Nathan Jones - Southampton (February 12)

To put it frankly, Jones' time at St Mary's Stadium was downright bizarre. Brought in from Luton Town, Jones clearly had no lack of self-belief, but he lost his first four league games at the helm. Southampton appeared to be clicking into gear under Jones when they beat Crystal Palace in the FA Cup, Manchester City in the EFL Cup and then Everton in the league, yet the Weslhman – who was not shy at reeling off his strengths despite the lack of results – received his marching orders following the EFL Cup semi-final loss to Newcastle United and a 3-0 top-flight defeat to Brentford, with Saints bottom of the pile, where they remain.

Patrick Vieira - Crystal Palace (March 17)

A run of 13 games in all competitions without a win led to Vieira getting the boot midway through March.

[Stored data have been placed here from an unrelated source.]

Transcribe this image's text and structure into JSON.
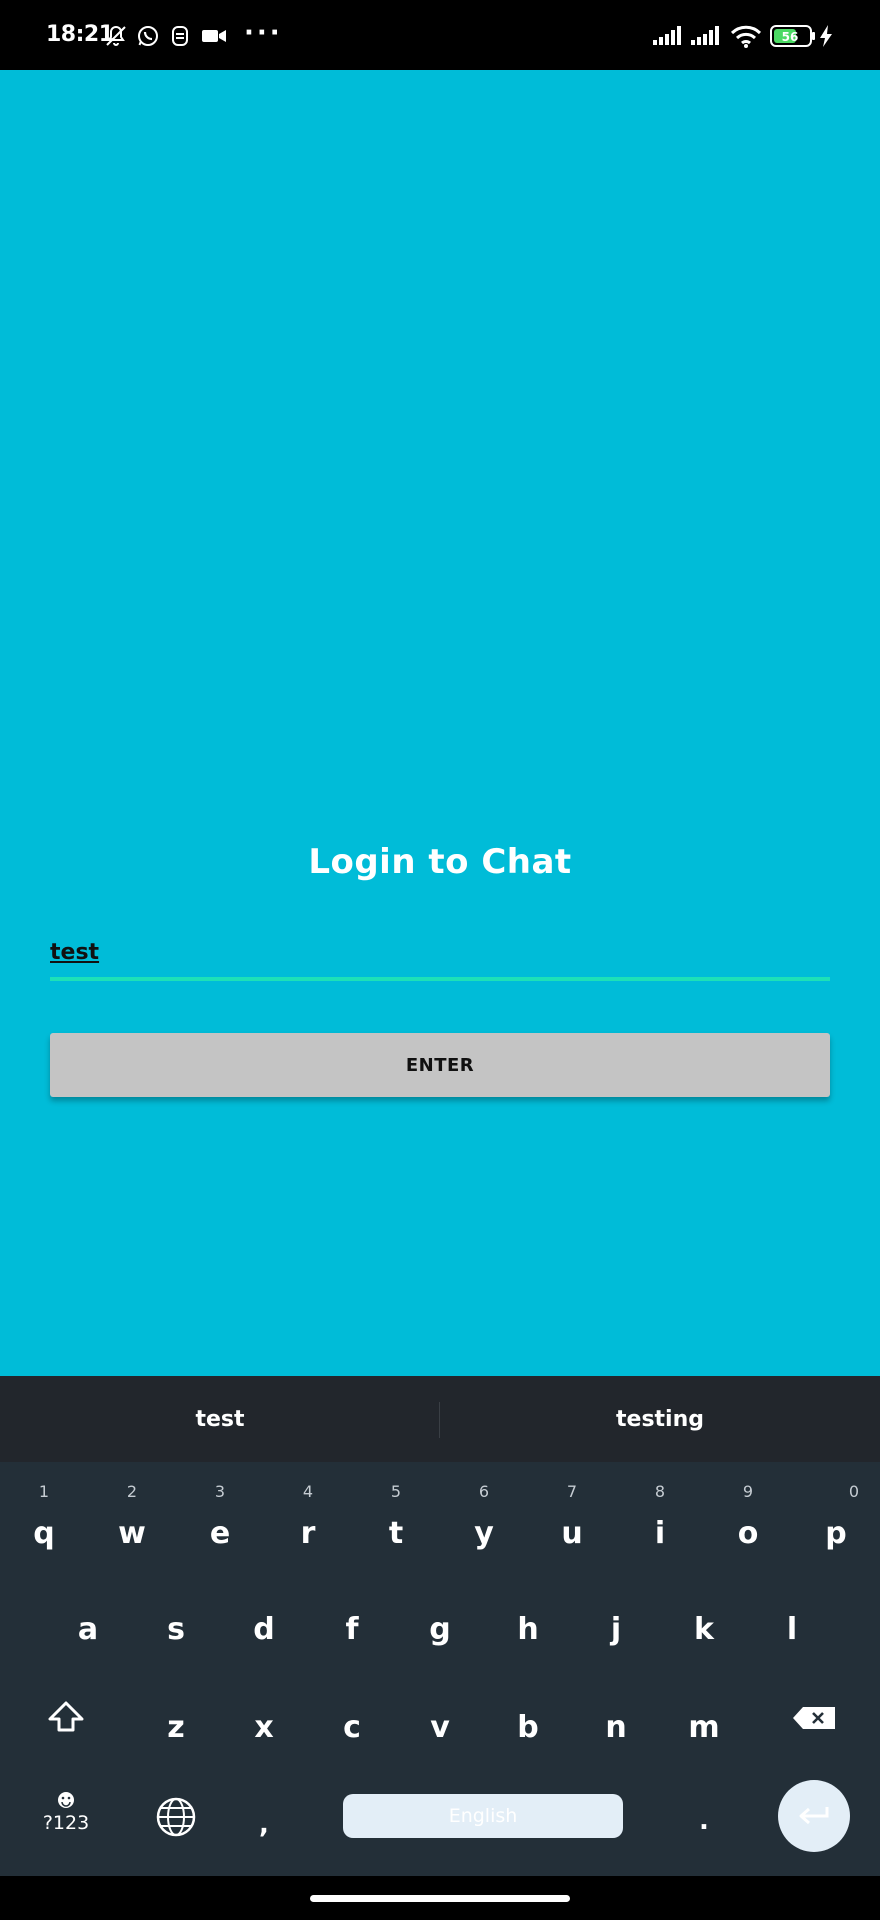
{
  "status_bar": {
    "time": "18:21",
    "battery": "56",
    "more_indicator": "···",
    "icons": [
      "bell-off-icon",
      "whatsapp-icon",
      "app-notification-icon",
      "video-camera-icon",
      "signal-icon",
      "signal-icon",
      "wifi-icon",
      "battery-icon",
      "charging-icon"
    ]
  },
  "login": {
    "title": "Login to Chat",
    "username_value": "test",
    "enter_label": "ENTER"
  },
  "colors": {
    "background": "#00BCD8",
    "field_underline": "#1DE1B7",
    "button": "#C4C4C4",
    "keyboard": "#232F38"
  },
  "keyboard": {
    "suggestions": [
      "test",
      "testing"
    ],
    "row1": [
      "q",
      "w",
      "e",
      "r",
      "t",
      "y",
      "u",
      "i",
      "o",
      "p"
    ],
    "row1_hints": [
      "1",
      "2",
      "3",
      "4",
      "5",
      "6",
      "7",
      "8",
      "9",
      "0"
    ],
    "row2": [
      "a",
      "s",
      "d",
      "f",
      "g",
      "h",
      "j",
      "k",
      "l"
    ],
    "row3": [
      "z",
      "x",
      "c",
      "v",
      "b",
      "n",
      "m"
    ],
    "symbols_label": "?123",
    "comma_label": ",",
    "space_label": "English",
    "period_label": "."
  }
}
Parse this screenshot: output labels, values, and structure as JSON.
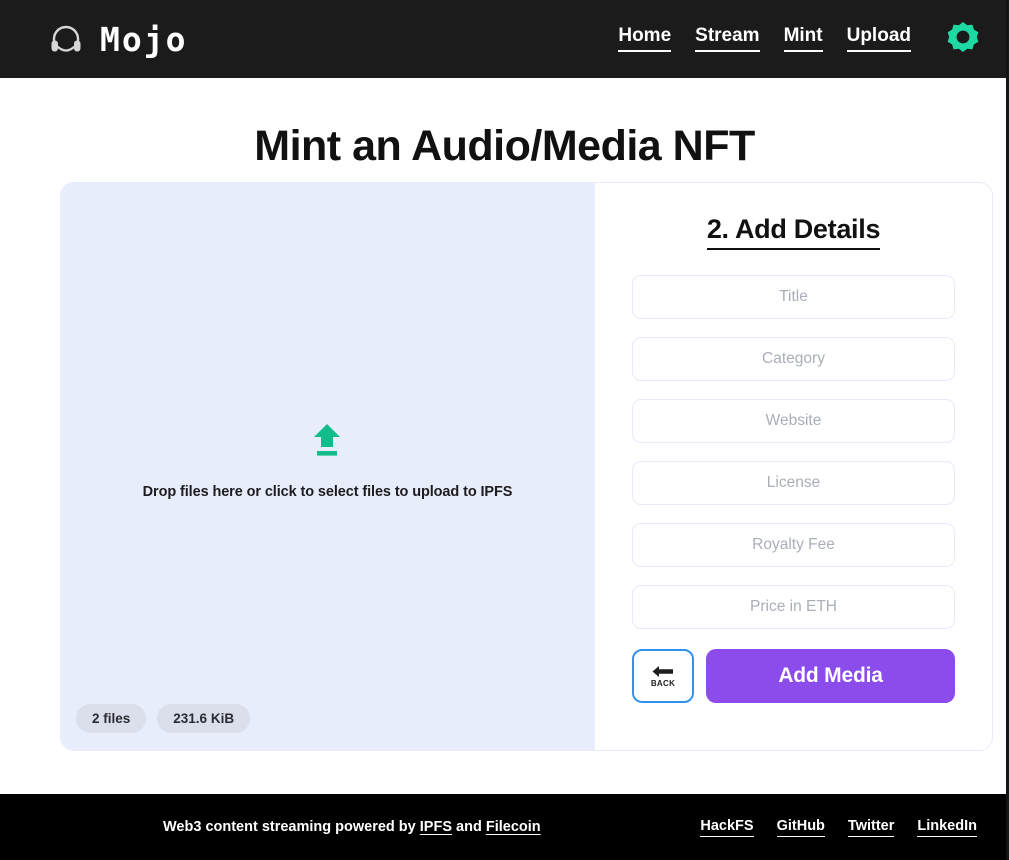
{
  "header": {
    "brand_name": "Mojo",
    "logo_icon": "headphones-icon",
    "nav": [
      {
        "label": "Home"
      },
      {
        "label": "Stream"
      },
      {
        "label": "Mint"
      },
      {
        "label": "Upload"
      }
    ],
    "theme_toggle_icon": "brightness-sun-icon",
    "theme_toggle_color": "#1ed9a4"
  },
  "main": {
    "page_title": "Mint an Audio/Media NFT",
    "dropzone": {
      "icon": "upload-arrow-icon",
      "icon_color": "#12bd8b",
      "text": "Drop files here or click to select files to upload to IPFS",
      "background": "#e8edfb",
      "badges": [
        {
          "label": "2 files"
        },
        {
          "label": "231.6 KiB"
        }
      ]
    },
    "details": {
      "title": "2. Add Details",
      "fields": [
        {
          "name": "title",
          "placeholder": "Title",
          "value": ""
        },
        {
          "name": "category",
          "placeholder": "Category",
          "value": ""
        },
        {
          "name": "website",
          "placeholder": "Website",
          "value": ""
        },
        {
          "name": "license",
          "placeholder": "License",
          "value": ""
        },
        {
          "name": "royalty_fee",
          "placeholder": "Royalty Fee",
          "value": ""
        },
        {
          "name": "price_eth",
          "placeholder": "Price in ETH",
          "value": ""
        }
      ],
      "back_button": {
        "label": "BACK",
        "icon": "arrow-left-icon",
        "border_color": "#2f93ec"
      },
      "primary_button": {
        "label": "Add Media",
        "color": "#8b4ceb"
      }
    }
  },
  "footer": {
    "text_prefix": "Web3 content streaming powered by ",
    "link_ipfs": "IPFS",
    "text_middle": " and ",
    "link_filecoin": "Filecoin",
    "links": [
      {
        "label": "HackFS"
      },
      {
        "label": "GitHub"
      },
      {
        "label": "Twitter"
      },
      {
        "label": "LinkedIn"
      }
    ]
  }
}
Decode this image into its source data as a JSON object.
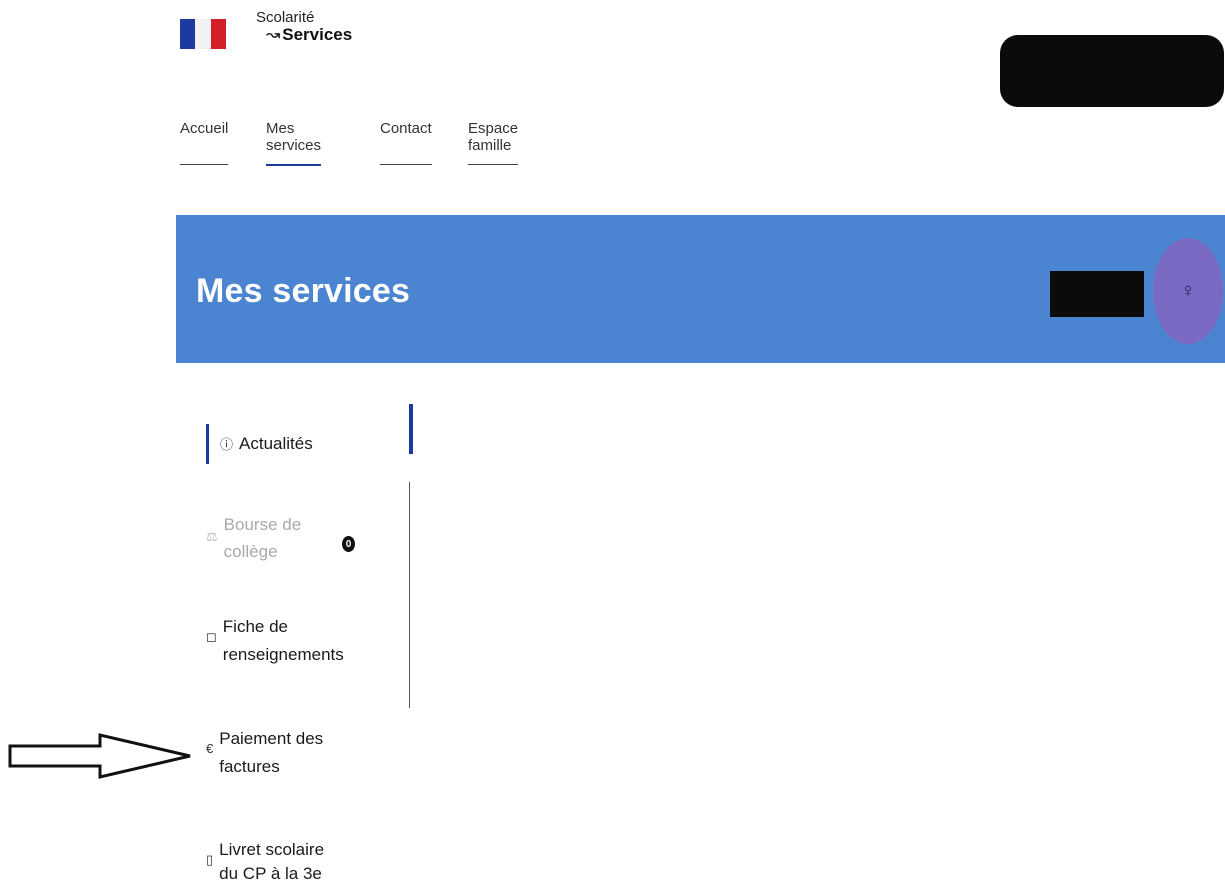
{
  "header": {
    "brand_line1": "Scolarité",
    "brand_line2": "Services",
    "brand_swirl": "↝"
  },
  "nav": [
    {
      "label": "Accueil",
      "active": false
    },
    {
      "label": "Mes services",
      "active": true
    },
    {
      "label": "Contact",
      "active": false
    },
    {
      "label": "Espace famille",
      "active": false
    }
  ],
  "banner": {
    "title": "Mes services",
    "avatar_glyph": "♀"
  },
  "sidebar": {
    "items": [
      {
        "label": "Actualités",
        "icon": "info-circle-icon",
        "glyph": "ⓘ",
        "active": true
      },
      {
        "label": "Bourse de collège",
        "icon": "scholarship-icon",
        "glyph": "⚖",
        "disabled": true,
        "badge": "0"
      },
      {
        "label": "Fiche de renseignements",
        "icon": "form-icon",
        "glyph": "◻"
      },
      {
        "label": "Paiement des factures",
        "icon": "euro-icon",
        "glyph": "€"
      },
      {
        "label": "Livret scolaire du CP à la 3e",
        "icon": "book-icon",
        "glyph": "▯"
      }
    ]
  },
  "colors": {
    "accent": "#1f3a9e",
    "banner": "#4b84d0",
    "avatar": "#7b6ac4"
  }
}
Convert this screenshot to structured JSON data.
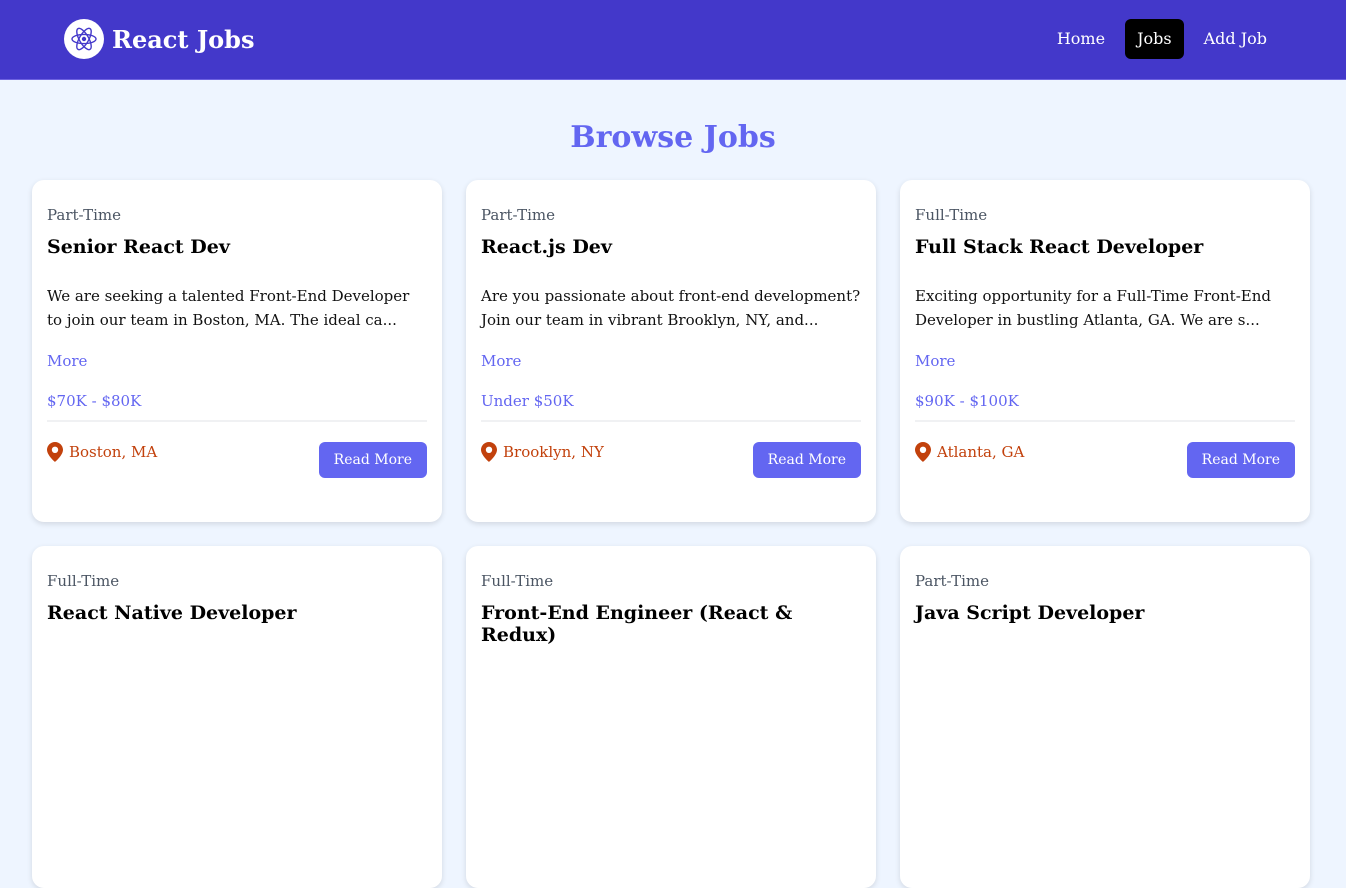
{
  "brand": {
    "name": "React Jobs",
    "logo_icon": "react-atom-icon"
  },
  "nav": [
    {
      "label": "Home",
      "active": false
    },
    {
      "label": "Jobs",
      "active": true
    },
    {
      "label": "Add Job",
      "active": false
    }
  ],
  "page_title": "Browse Jobs",
  "jobs": [
    {
      "type": "Part-Time",
      "title": "Senior React Dev",
      "description": "We are seeking a talented Front-End Developer to join our team in Boston, MA. The ideal ca...",
      "more_label": "More",
      "salary": "$70K - $80K",
      "location": "Boston, MA",
      "cta": "Read More"
    },
    {
      "type": "Part-Time",
      "title": "React.js Dev",
      "description": "Are you passionate about front-end development? Join our team in vibrant Brooklyn, NY, and...",
      "more_label": "More",
      "salary": "Under $50K",
      "location": "Brooklyn, NY",
      "cta": "Read More"
    },
    {
      "type": "Full-Time",
      "title": "Full Stack React Developer",
      "description": "Exciting opportunity for a Full-Time Front-End Developer in bustling Atlanta, GA. We are s...",
      "more_label": "More",
      "salary": "$90K - $100K",
      "location": "Atlanta, GA",
      "cta": "Read More"
    },
    {
      "type": "Full-Time",
      "title": "React Native Developer"
    },
    {
      "type": "Full-Time",
      "title": "Front-End Engineer (React & Redux)"
    },
    {
      "type": "Part-Time",
      "title": "Java Script Developer"
    }
  ],
  "colors": {
    "navbar": "#4338ca",
    "accent": "#6366f1",
    "location": "#c2410c",
    "background": "#eef5ff"
  }
}
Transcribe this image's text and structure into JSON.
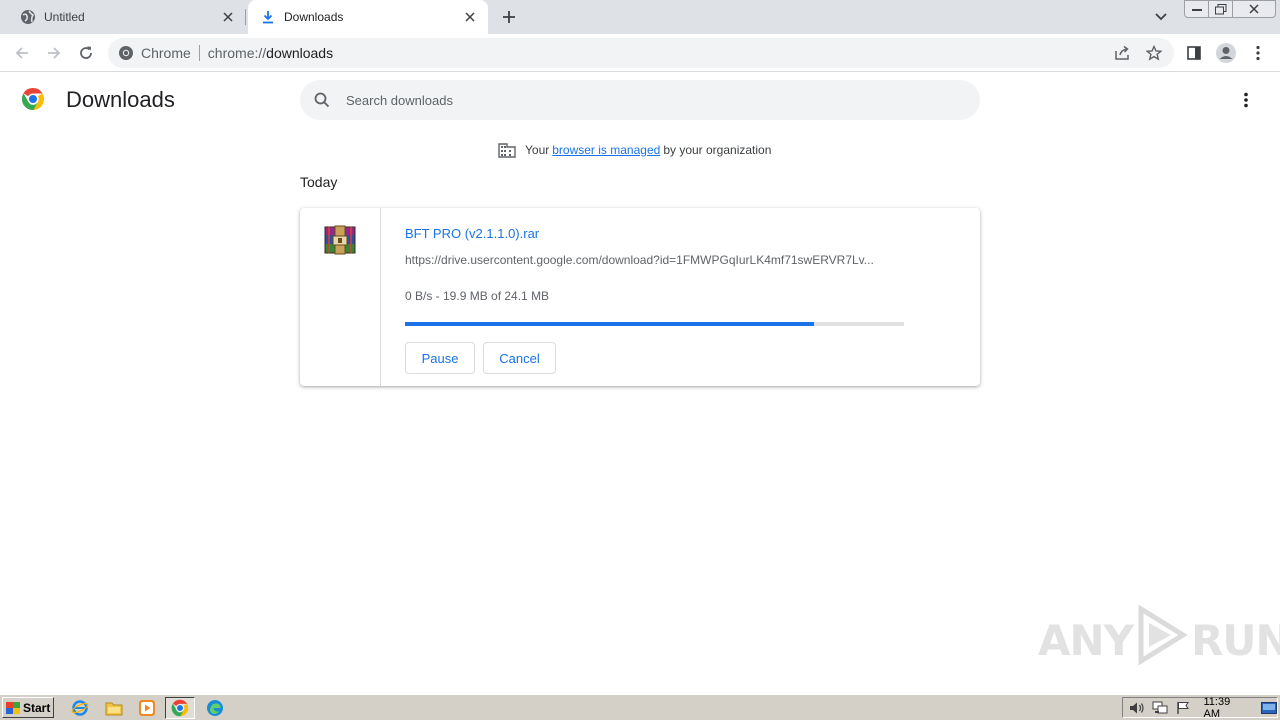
{
  "tabs": [
    {
      "title": "Untitled",
      "favicon": "globe-icon",
      "active": false
    },
    {
      "title": "Downloads",
      "favicon": "download-icon",
      "active": true
    }
  ],
  "omnibox": {
    "site_chip": "Chrome",
    "url_scheme": "chrome://",
    "url_host": "downloads"
  },
  "page": {
    "title": "Downloads",
    "search_placeholder": "Search downloads",
    "managed_prefix": "Your",
    "managed_link": "browser is managed",
    "managed_suffix": "by your organization",
    "section_today": "Today"
  },
  "download": {
    "file_name": "BFT PRO (v2.1.1.0).rar",
    "url": "https://drive.usercontent.google.com/download?id=1FMWPGqIurLK4mf71swERVR7Lv...",
    "status": "0 B/s - 19.9 MB of 24.1 MB",
    "progress": 0.82,
    "pause_label": "Pause",
    "cancel_label": "Cancel",
    "file_icon": "winrar-archive-icon"
  },
  "watermark": {
    "left": "ANY",
    "right": "RUN"
  },
  "taskbar": {
    "start_label": "Start",
    "clock": "11:39 AM"
  },
  "colors": {
    "accent": "#1a73e8",
    "tabstrip": "#dee1e6",
    "taskbar": "#d4d0c8"
  }
}
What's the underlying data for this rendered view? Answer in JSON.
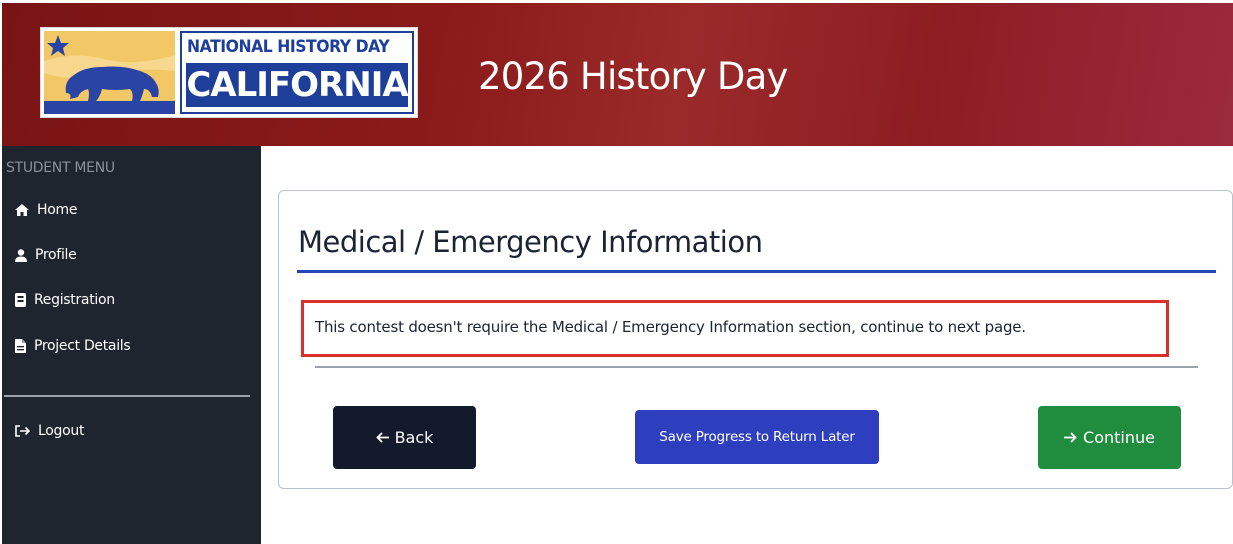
{
  "header": {
    "logo": {
      "line1": "NATIONAL HISTORY DAY",
      "line2": "CALIFORNIA"
    },
    "title": "2026 History Day"
  },
  "sidebar": {
    "heading": "STUDENT MENU",
    "items": [
      {
        "label": "Home",
        "icon": "home-icon"
      },
      {
        "label": "Profile",
        "icon": "user-icon"
      },
      {
        "label": "Registration",
        "icon": "badge-icon"
      },
      {
        "label": "Project Details",
        "icon": "file-icon"
      }
    ],
    "logout": {
      "label": "Logout",
      "icon": "logout-icon"
    }
  },
  "main": {
    "title": "Medical / Emergency Information",
    "notice": "This contest doesn't require the Medical / Emergency Information section, continue to next page.",
    "buttons": {
      "back": "Back",
      "save": "Save Progress to Return Later",
      "continue": "Continue"
    }
  },
  "colors": {
    "header_red": "#8a1a1a",
    "sidebar_bg": "#1f252e",
    "accent_blue": "#2545b8",
    "notice_border": "#d9302b",
    "back_button": "#131a2b",
    "save_button": "#2d3fbf",
    "continue_button": "#1f8c3e"
  }
}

Palace lost 4-1 to league leaders Arsenal under the interim charge of Paddy McCarthy, and turned to former, supposedly retired, boss Roy Hodgson to try and push them away from danger. Hodgson made a good start, with the Eagles coming from behind to beat Leicester 2-1 on Saturday.

Antonio Conte - Tottenham (March 26)

An unhappy marriage came to an end when Conte left Spurs by mutual consent, just over a week on from lambasting his "selfish" squad, along with the entire club's mentality, following a 3-3 draw at Southampton. Conte had never seemed content at Tottenham, and now Cristian Stellini will oversee the rest of the season. The international break was a turbulent one for Spurs, with director of football Fabio Paratici now on a leave of absence after his ban from Italian football was made a worldwide one by FIFA last week.

Brendan Rodgers - Leicester City (April 2)

Leicester played the April fools on Saturday in their defeat at Selhurst Park, a result that left them in the relegation zone. Rodgers had earned the Foxes' backing with his achievements since taking over in 2019, having won the FA Cup and led Leicester into Europe twice. However, Leicester had won just two league games since the season restarted, and a change felt overdue.

Graham Potter - Chelsea (April 2)

Not long after the dust had settled on Rodgers' departure, Chelsea confirmed the news that Potter was no more. Well, not literally, but the man who had managed so much magic with Brighton could not replicate those tricks at Stamford Bridge. A three-game winning streak in March seemed to suggest a turnaround was in the offing, but a home draw with Everton and Saturday's 2-0 loss to Villa marked the end for Potter, who will perhaps regret leaving Brighton. He leaves Chelsea with the joint-lowest points-per-game total of any of the Blues' Premier League coaches (1.27).